Merkel: 'Bilimin milliyeti olmaz'
Konuşmasında, Kovid-19 için yapılan aşı çalışmalarına da değinen Şansölye Merkel, koronavirüse karşı mücadelede uluslararası iş birliğinin önemine dikkati çekti. Merkel, ''Bilimin milliyeti olmaz. Bilim insanlığa hizmet eder. Bu nedenle, bir aşı bulunduğunda herkese sunulmalı ve fiyatı uygun olması gerekir.'' diye konuştu.
Merkel, Kovid-19 nedeniyle ülke çapında getirilen kısıtlama kararlarını kolay almadıklarına dikkati çekerek, 'Bu salgın demokrasiye bir dayatma. Çünkü temel hak ve ihtiyaçlarımızı sınırlıyor. Görev sürem boyunca böyle bir kararı almakta bu kadar zorlanmamıştım ama bu zorunluydu.' dedi.
Angela Merkel, Kovid-19 önlemlerinin çok hızlı şekilde gevşetilmemesi uyarısında bulunarak, ''Uyarmak benim görevim. Şimdi başardıklarımızı kaybedemeyiz ve bir geriye gidiş riskiyle karşılaşmayalım.'' ifadelerini kullandı.
Huzurevlerindeki yaşlıların salgın nedeniyle unutulmaması gerektiğinin de altını çizen Merkel, 80-90 yaşlarındaki insanların bugünün refah seviyesi yüksek Almanya'yı kuranlar olduğuna dikkati çekti.
Merkel ortak borçlanmaya karşı
Konuşmasında, Avrupa Birliği (AB) içindeki ortak tahvil (korona tahvil) tartışmalarına da değinen Merkel, AB içinde ortak borçlanmaya bir kez daha karşı çıktı.

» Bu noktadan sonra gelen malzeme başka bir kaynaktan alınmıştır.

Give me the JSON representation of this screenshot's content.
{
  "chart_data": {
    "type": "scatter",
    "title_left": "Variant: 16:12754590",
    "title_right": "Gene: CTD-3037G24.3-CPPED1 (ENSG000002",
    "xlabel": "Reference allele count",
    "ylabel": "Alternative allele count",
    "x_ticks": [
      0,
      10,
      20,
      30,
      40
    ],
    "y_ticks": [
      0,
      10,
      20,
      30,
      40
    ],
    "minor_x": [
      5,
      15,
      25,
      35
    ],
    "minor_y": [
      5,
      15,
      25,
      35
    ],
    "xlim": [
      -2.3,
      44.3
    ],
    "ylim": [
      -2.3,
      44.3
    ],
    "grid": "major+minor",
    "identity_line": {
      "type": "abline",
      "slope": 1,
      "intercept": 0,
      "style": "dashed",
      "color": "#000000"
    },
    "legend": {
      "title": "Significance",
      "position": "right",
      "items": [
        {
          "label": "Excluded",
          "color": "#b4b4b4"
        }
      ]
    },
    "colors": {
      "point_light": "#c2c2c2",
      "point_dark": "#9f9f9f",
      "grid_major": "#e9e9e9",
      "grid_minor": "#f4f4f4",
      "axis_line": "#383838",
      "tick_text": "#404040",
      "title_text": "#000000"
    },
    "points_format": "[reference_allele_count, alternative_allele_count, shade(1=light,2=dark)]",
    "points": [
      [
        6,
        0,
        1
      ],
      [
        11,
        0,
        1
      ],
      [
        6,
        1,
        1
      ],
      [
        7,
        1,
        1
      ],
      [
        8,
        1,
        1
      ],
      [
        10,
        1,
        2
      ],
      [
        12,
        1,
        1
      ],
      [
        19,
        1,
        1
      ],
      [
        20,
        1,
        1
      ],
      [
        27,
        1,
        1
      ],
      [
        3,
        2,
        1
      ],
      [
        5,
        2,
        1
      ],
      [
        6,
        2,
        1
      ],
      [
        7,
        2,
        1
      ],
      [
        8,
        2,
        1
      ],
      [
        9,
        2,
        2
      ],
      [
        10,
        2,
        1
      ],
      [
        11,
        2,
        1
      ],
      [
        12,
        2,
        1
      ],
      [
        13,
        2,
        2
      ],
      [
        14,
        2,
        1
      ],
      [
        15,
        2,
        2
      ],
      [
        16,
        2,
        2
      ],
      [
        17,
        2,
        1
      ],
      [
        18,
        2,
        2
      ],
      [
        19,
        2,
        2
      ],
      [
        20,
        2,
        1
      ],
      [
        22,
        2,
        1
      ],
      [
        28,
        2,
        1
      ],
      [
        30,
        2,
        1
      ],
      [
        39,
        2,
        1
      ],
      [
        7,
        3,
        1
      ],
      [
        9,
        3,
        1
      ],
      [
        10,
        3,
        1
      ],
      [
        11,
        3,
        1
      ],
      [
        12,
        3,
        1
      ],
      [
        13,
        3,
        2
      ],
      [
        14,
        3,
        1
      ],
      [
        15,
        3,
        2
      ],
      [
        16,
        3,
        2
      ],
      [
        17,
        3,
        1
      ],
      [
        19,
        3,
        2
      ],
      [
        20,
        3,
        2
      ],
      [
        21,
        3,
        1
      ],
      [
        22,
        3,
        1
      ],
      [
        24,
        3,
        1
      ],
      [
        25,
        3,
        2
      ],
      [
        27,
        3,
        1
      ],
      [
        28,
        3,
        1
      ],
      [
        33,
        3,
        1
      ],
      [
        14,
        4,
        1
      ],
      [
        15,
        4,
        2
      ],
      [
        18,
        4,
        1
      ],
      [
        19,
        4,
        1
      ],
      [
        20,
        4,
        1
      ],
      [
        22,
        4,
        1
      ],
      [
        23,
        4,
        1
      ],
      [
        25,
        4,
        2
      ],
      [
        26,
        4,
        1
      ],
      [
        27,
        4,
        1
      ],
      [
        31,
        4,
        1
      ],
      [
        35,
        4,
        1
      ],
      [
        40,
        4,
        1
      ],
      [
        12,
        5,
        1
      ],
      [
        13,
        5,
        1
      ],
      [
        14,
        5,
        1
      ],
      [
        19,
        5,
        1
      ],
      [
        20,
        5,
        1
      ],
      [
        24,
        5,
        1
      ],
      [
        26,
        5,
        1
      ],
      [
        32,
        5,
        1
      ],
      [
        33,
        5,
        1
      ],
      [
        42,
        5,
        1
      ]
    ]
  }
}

Merkel, ''Ortak borçlanma konusunda siyasi irade olsa bile AB'ye üye ülkelerin parlamentolarının bütçe yapma egemenliğinin bir kısmını AB'ye devretmeleri gerekir.' uyarısında bulundu.
Bu durumda, AB sözleşmelerinin de değiştirilmesi gerektiğine işaret eden Merkel, 'Bu zaman alıcı ve zor bir süreç olur. Mevcut duruma doğrudan yardımcı olacak bir süreç değil.' değerlendirmesinde bulundu.
Krizin sonuçlarını hızlı şekilde azaltmak için bazı araçlara ihtiyaç duyulduğunu vurgulayan Alman Şansölye, AB Komisyonundan da Avrupa'daki çeşitli ekonomik alanların nasıl etkilendiğini incelemesini istedi.
AB ülkelerinden, dayanışma ruhu içinde sınırlı bir dönem için daha destekte bulunmalarını isteyen Merkel, ''AB'deki tüm ülkelerin toparlanmaları için AB bütçesine daha fazla katkı sağlanması gerekir.'' dedi.